Both hepatitis B and C are preventable and curable. We know what needs to be done. Hepatitis vaccination, prevention, diagnosis and treatment are essential when combined with other measures as outlined in the comprehensive package for people who inject drugs, developed by the World Health Organization (WHO), UNODC, and UNAIDS. Stigma and discrimination must also be overcome to ensure people seek and receive assistance. This is especially true in prisons; only a few countries have the necessary comprehensive hepatitis programmes in place. Access offered in prisons should be equal to that provided in the community and should include invaluable hepatitis A and B vaccinations for all prisoners and staff.

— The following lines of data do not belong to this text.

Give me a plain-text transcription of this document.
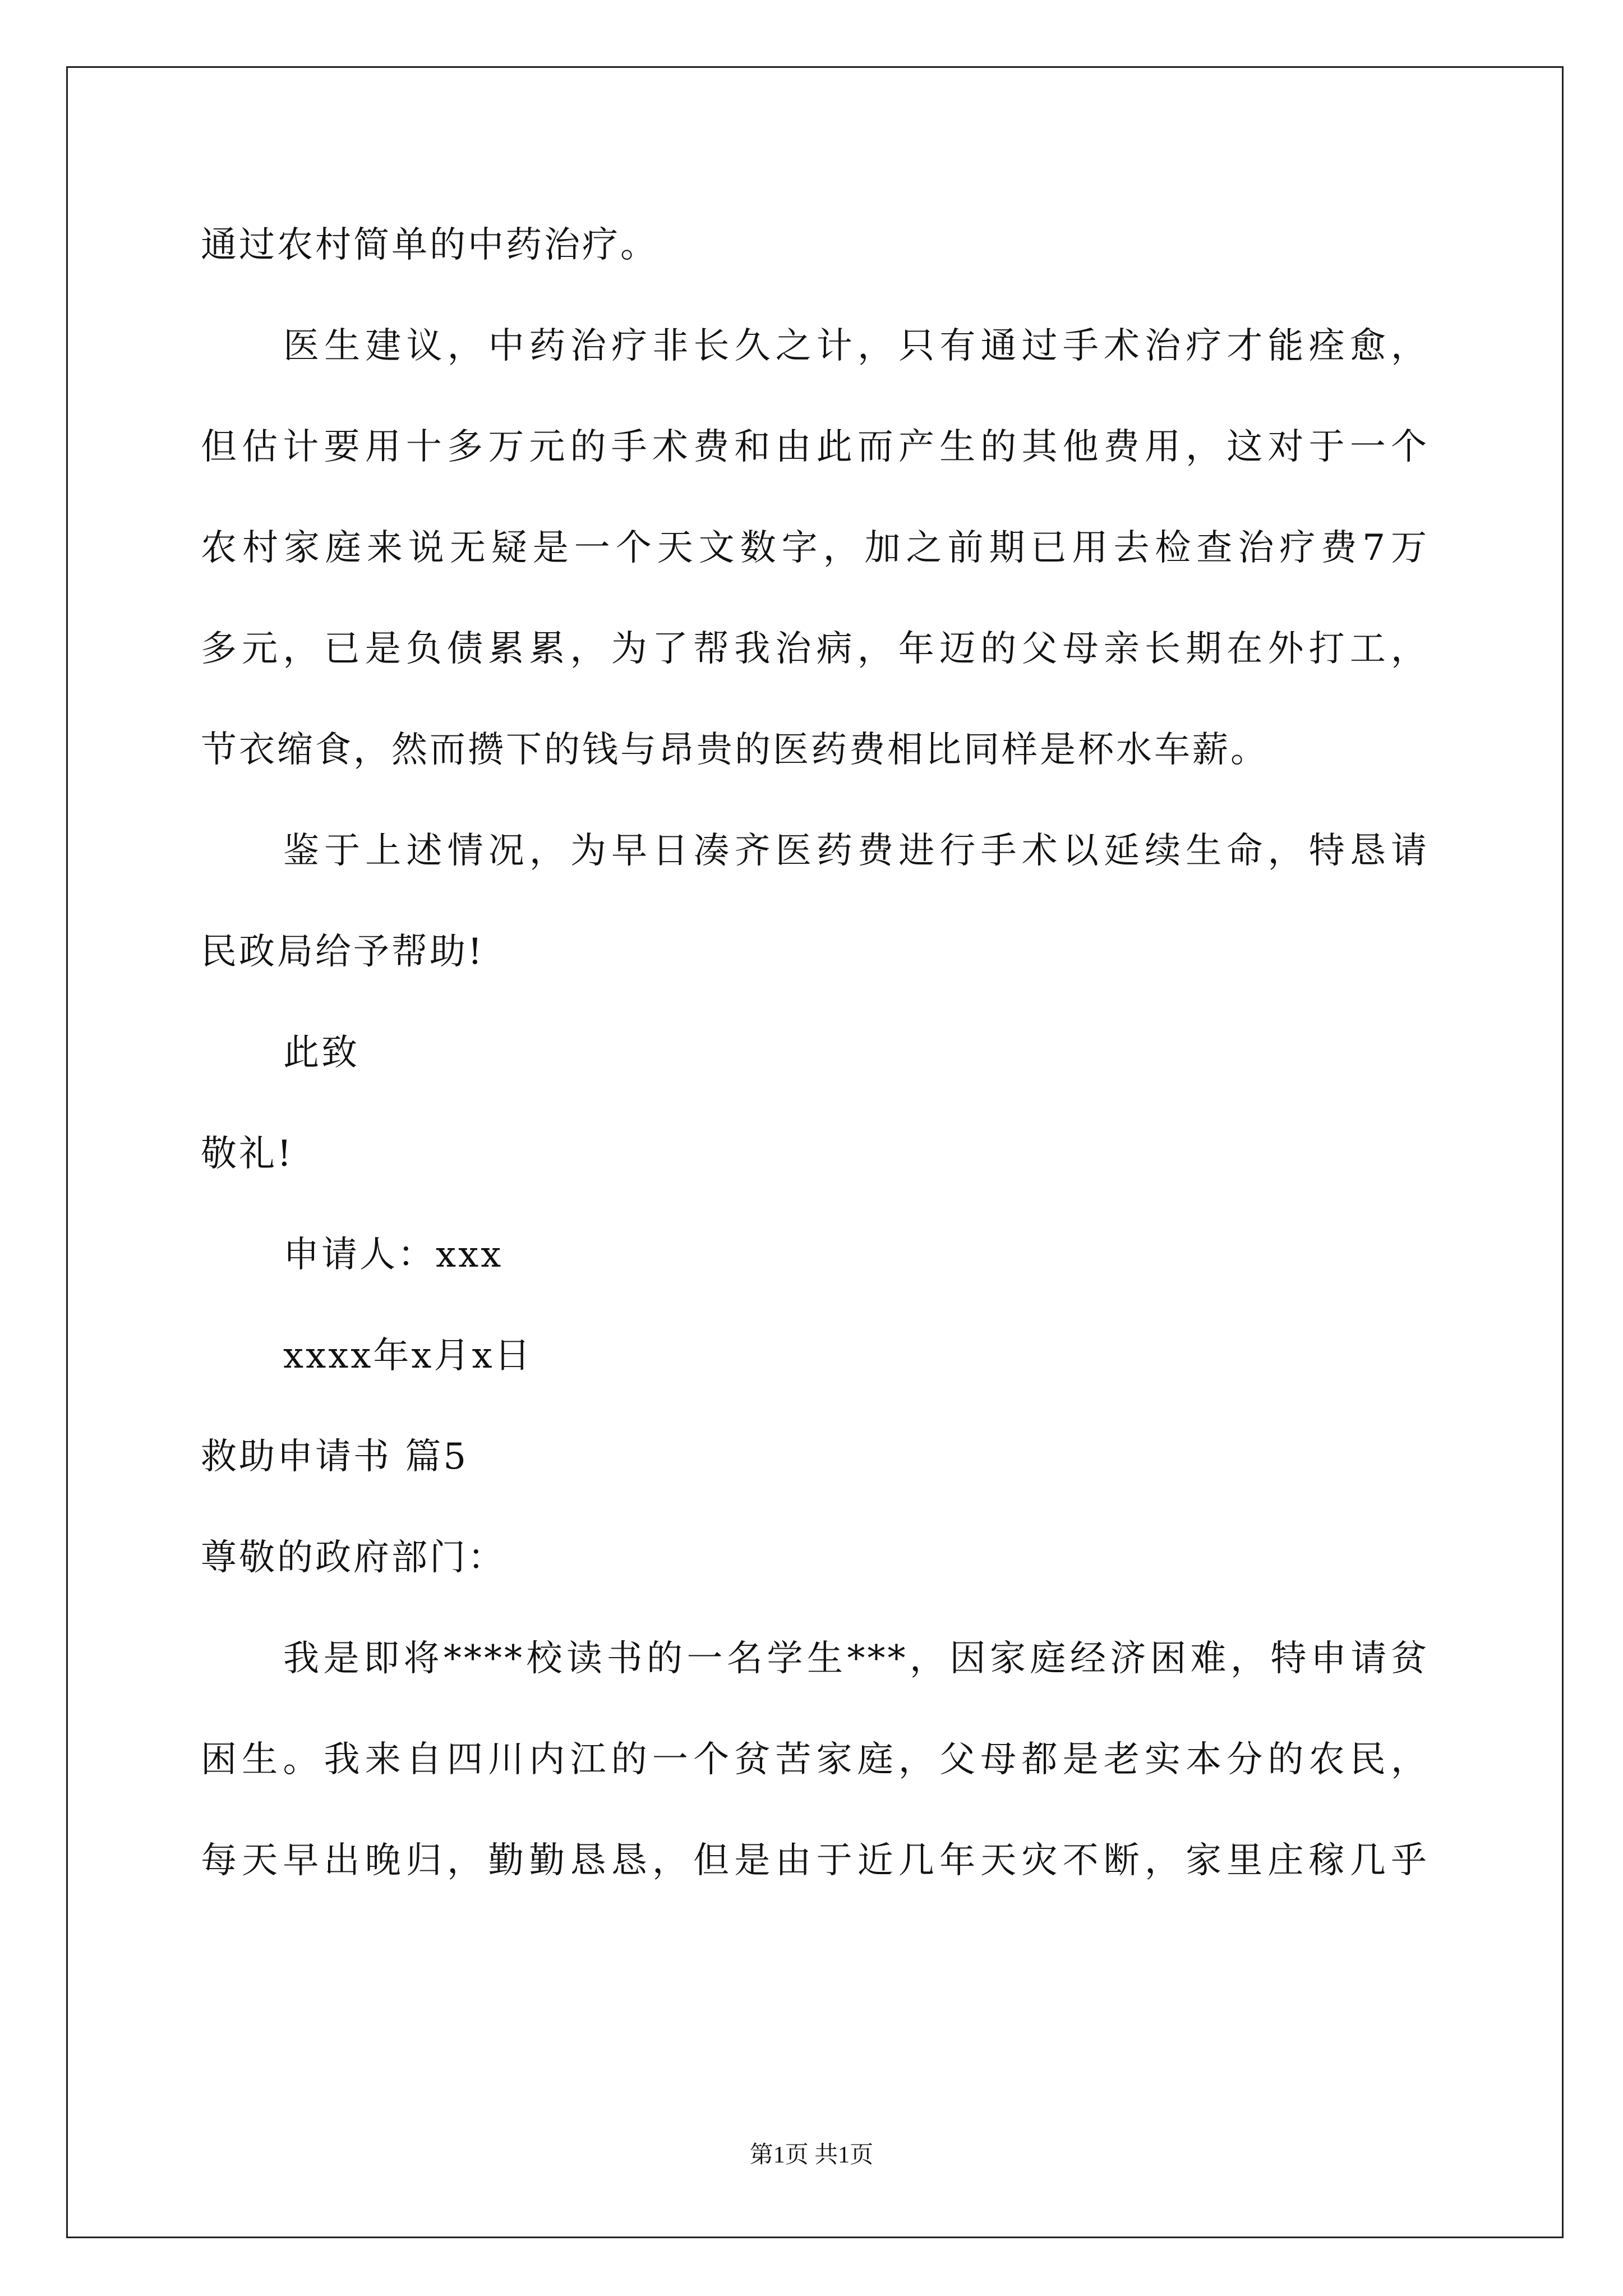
通过农村简单的中药治疗。
医生建议，中药治疗非长久之计，只有通过手术治疗才能痊愈，
但估计要用十多万元的手术费和由此而产生的其他费用，这对于一个
农村家庭来说无疑是一个天文数字，加之前期已用去检查治疗费7万
多元，已是负债累累，为了帮我治病，年迈的父母亲长期在外打工，
节衣缩食，然而攒下的钱与昂贵的医药费相比同样是杯水车薪。
鉴于上述情况，为早日凑齐医药费进行手术以延续生命，特恳请
民政局给予帮助!
此致
敬礼!
申请人：xxx
xxxx年x月x日
救助申请书 篇5
尊敬的政府部门：
我是即将****校读书的一名学生***，因家庭经济困难，特申请贫
困生。我来自四川内江的一个贫苦家庭，父母都是老实本分的农民，
每天早出晚归，勤勤恳恳，但是由于近几年天灾不断，家里庄稼几乎
第1页 共1页
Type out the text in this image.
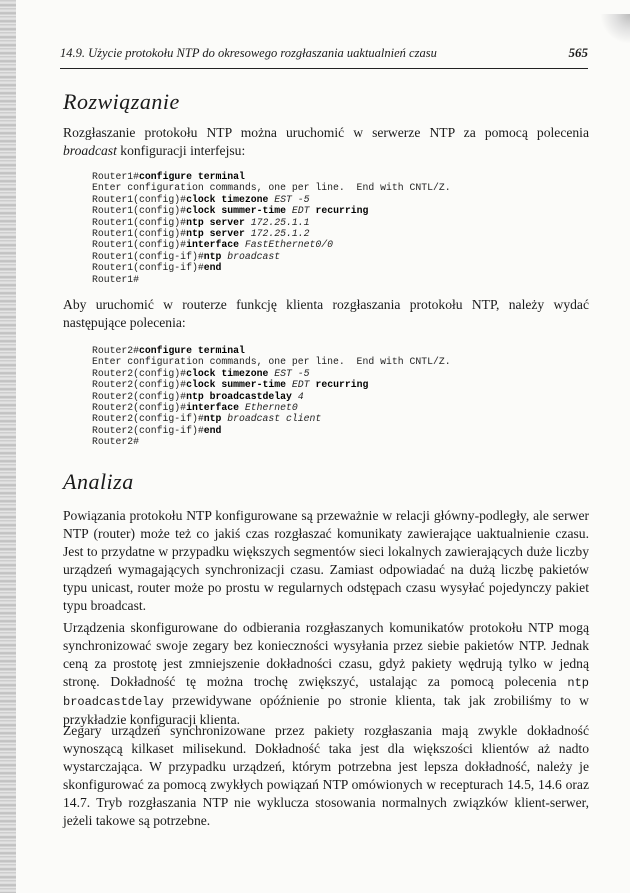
14.9. Użycie protokołu NTP do okresowego rozgłaszania uaktualnień czasu	565
Rozwiązanie

Rozgłaszanie protokołu NTP można uruchomić w serwerze NTP za pomocą polecenia broadcast konfiguracji interfejsu:

Router1#configure terminal
Enter configuration commands, one per line.  End with CNTL/Z.
Router1(config)#clock timezone EST -5
Router1(config)#clock summer-time EDT recurring
Router1(config)#ntp server 172.25.1.1
Router1(config)#ntp server 172.25.1.2
Router1(config)#interface FastEthernet0/0
Router1(config-if)#ntp broadcast
Router1(config-if)#end
Router1#

Aby uruchomić w routerze funkcję klienta rozgłaszania protokołu NTP, należy wydać następujące polecenia:

Router2#configure terminal
Enter configuration commands, one per line.  End with CNTL/Z.
Router2(config)#clock timezone EST -5
Router2(config)#clock summer-time EDT recurring
Router2(config)#ntp broadcastdelay 4
Router2(config)#interface Ethernet0
Router2(config-if)#ntp broadcast client
Router2(config-if)#end
Router2#
Analiza

Powiązania protokołu NTP konfigurowane są przeważnie w relacji główny-podległy, ale serwer NTP (router) może też co jakiś czas rozgłaszać komunikaty zawierające uaktualnienie czasu. Jest to przydatne w przypadku większych segmentów sieci lokalnych zawierających duże liczby urządzeń wymagających synchronizacji czasu. Zamiast odpowiadać na dużą liczbę pakietów typu unicast, router może po prostu w regularnych odstępach czasu wysyłać pojedynczy pakiet typu broadcast.

Urządzenia skonfigurowane do odbierania rozgłaszanych komunikatów protokołu NTP mogą synchronizować swoje zegary bez konieczności wysyłania przez siebie pakietów NTP. Jednak ceną za prostotę jest zmniejszenie dokładności czasu, gdyż pakiety wędrują tylko w jedną stronę. Dokładność tę można trochę zwiększyć, ustalając za pomocą polecenia ntp broadcastdelay przewidywane opóźnienie po stronie klienta, tak jak zrobiliśmy to w przykładzie konfiguracji klienta.

Zegary urządzeń synchronizowane przez pakiety rozgłaszania mają zwykle dokładność wynoszącą kilkaset milisekund. Dokładność taka jest dla większości klientów aż nadto wystarczająca. W przypadku urządzeń, którym potrzebna jest lepsza dokładność, należy je skonfigurować za pomocą zwykłych powiązań NTP omówionych w recepturach 14.5, 14.6 oraz 14.7. Tryb rozgłaszania NTP nie wyklucza stosowania normalnych związków klient-serwer, jeżeli takowe są potrzebne.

Action against hepatitis has been reaffirmed in a series of key events this year. Our commitments were embodied in the adoption last September of the 2030 Agenda for Sustainable Development and especially in Goal 3 of the 17 Sustainable Development Goals. The UN General Assembly Special Session on the world drug problem in April reiterated the need to end epidemics such as AIDS, as well as to combat communicable diseases such as hepatitis by 2030. A UN General Assembly high-level meeting on ending AIDS this year also agreed to reduce by 30 per cent new cases of chronic viral hepatitis B and C among those who use drugs, and to do so before 2020.
We, therefore, have the global commitment among organizations and countries, but on World Hepatitis Day there is a need to build momentum to ensure that everyone who injects drugs, whether in prisons or the wider community, has access to effective, gender- and age-responsive interventions for HIV and hepatitis.